In the previous episode, I calculated the distance of flight. I will use it later for gathering statistics. Another metric, I would like to have is a time of flight. Usually, flight departure and arrival times are presented in local time. So it gets a bit tricky to get the time length when the journey spans across few time zones.

Elixir’s standard DateTime library doesn’t work with time zones very well. The Internet suggests I should use Timex.

But first I needed to make some changes into my database because up until now, I had only flight date. A few weeks ago I wrote a post, how to update your schema with migrations and this time I followed the same steps. Still, I haven’t figure out how to do it in a bit more automated manner.

defmodule Flightlog.Repo.Migrations.CreateFlight do
  use Ecto.Migration

  def change do
    alter table(:flights) do
      modify :arrival_date, Timex.Ecto.DateTimeWithTimezone
      modify :departure_date, Timex.Ecto.DateTimeWithTimezone
    end
    
  end
end

As you can see, I used specific Timex types. This works only with Postgre, and if you want to use timezones it needs one additional step. You’ll have to add custom type to your database:

CREATE TYPE datetimetz AS (
    dt timestamptz,
    tz varchar
);

You can read more about using Timex with Ecto on this documentation page.

I also updated my flight.ex model.
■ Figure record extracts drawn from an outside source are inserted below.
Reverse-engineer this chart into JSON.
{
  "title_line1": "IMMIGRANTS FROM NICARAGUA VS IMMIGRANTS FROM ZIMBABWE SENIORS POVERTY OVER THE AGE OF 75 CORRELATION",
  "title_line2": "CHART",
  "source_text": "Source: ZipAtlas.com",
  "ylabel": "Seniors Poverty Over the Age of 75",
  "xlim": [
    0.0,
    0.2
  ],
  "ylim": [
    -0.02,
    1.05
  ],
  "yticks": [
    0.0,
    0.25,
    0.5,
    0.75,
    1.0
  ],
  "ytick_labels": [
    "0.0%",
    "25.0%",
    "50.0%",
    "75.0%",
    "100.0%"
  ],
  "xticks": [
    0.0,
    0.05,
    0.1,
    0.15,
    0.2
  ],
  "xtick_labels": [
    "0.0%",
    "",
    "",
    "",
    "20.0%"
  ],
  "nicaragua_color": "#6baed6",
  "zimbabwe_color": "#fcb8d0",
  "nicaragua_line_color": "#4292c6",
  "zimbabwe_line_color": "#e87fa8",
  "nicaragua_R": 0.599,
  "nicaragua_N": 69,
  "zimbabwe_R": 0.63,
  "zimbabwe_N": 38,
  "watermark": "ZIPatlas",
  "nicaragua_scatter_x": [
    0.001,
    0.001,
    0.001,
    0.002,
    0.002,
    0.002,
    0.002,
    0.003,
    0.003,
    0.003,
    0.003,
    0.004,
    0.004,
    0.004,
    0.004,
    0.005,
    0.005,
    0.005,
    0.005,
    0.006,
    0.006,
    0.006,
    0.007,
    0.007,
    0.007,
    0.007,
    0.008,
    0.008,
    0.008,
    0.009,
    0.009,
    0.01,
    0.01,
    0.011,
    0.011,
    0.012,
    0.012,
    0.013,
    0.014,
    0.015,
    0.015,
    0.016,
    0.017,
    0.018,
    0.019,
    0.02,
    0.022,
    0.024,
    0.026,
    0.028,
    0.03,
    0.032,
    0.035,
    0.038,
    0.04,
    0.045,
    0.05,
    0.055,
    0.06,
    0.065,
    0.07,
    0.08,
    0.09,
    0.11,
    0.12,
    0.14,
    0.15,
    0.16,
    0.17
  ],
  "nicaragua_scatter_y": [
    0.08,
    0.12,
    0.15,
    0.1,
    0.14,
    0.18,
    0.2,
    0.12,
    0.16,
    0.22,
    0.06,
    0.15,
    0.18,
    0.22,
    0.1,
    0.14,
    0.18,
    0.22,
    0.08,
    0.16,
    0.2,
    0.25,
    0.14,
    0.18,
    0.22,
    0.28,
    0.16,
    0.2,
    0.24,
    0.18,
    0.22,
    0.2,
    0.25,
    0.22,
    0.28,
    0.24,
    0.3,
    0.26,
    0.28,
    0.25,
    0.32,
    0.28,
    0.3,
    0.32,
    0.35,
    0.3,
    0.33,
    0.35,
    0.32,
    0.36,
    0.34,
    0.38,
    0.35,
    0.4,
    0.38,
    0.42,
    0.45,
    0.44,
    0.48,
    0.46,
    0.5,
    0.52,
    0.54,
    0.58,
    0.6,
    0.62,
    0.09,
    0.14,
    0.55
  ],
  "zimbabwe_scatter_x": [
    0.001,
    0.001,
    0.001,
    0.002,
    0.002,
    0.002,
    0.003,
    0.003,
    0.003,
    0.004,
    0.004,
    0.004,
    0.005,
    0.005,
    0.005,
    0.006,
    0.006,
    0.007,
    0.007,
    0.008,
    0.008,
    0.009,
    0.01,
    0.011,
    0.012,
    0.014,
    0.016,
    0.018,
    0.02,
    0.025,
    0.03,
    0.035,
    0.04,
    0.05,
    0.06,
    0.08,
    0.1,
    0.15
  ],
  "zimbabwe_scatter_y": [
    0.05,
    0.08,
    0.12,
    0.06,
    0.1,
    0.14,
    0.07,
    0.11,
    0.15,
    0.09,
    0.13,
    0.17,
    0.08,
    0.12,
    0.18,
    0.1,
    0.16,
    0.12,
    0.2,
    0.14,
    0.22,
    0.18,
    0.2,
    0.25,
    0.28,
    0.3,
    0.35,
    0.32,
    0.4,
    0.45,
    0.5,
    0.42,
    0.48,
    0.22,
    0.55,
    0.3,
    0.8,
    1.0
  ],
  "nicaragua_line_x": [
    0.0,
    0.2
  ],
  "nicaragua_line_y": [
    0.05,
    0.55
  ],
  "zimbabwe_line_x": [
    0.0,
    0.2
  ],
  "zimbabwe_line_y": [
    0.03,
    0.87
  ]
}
It looks like that right now:

defmodule Flightlog.Flight do
  use Flightlog.Web, :model

  schema "flights" do
    field :departure_date, Timex.Ecto.DateTimeWithTimezone
    field :arrival_date, Timex.Ecto.DateTimeWithTimezone
    field :flight_number, :string
    field :plane_type, :string
    field :from, :string
    field :to, :string

    timestamps()
  end

  @doc """
  Builds a changeset based on the `struct` and `params`.
  """
  def changeset(struct, params \\ %{}) do
    struct
    |> cast(params, [:departure_date, :arrival_date, :flight_number, :plane_type, :from, :to])
    |> validate_required([:departure_date, :arrival_date, :flight_number, :plane_type, :from, :to])
  end
end

After that, I walked along the path that’s proven to work in the flight distance part. I added a new function in my math.ex library, making use of Timex diff function:

    def flightTime(earlier, later) do
        hours = Timex.diff(later, earlier, :hours)
        minutes = rem(Timex.diff(later, earlier, :minutes), 60)
        "#{hours}:#{minutes}"
    end

And I’m calling it from the view in another function, so it’s easily accessible from the template:

  def time(time1, time2) do
    Flightlog.Math.flightTime(time1, time2)
  end

And that was it. Although it took me few hours because I was struggling a bit with Timex types. I didn’t read carefully the documentation and for example missed the step with creating new Postgre type. Good lesson here, to look into docs carefully :)

The effect:

 

Screen Shot 2017-05-07 at 23.26.43.png

As you can see, I made some approach at formatting dates. Unfortunately, I didn’t manage to show them in local time. They’re in UTC in here. This will be next step most likely.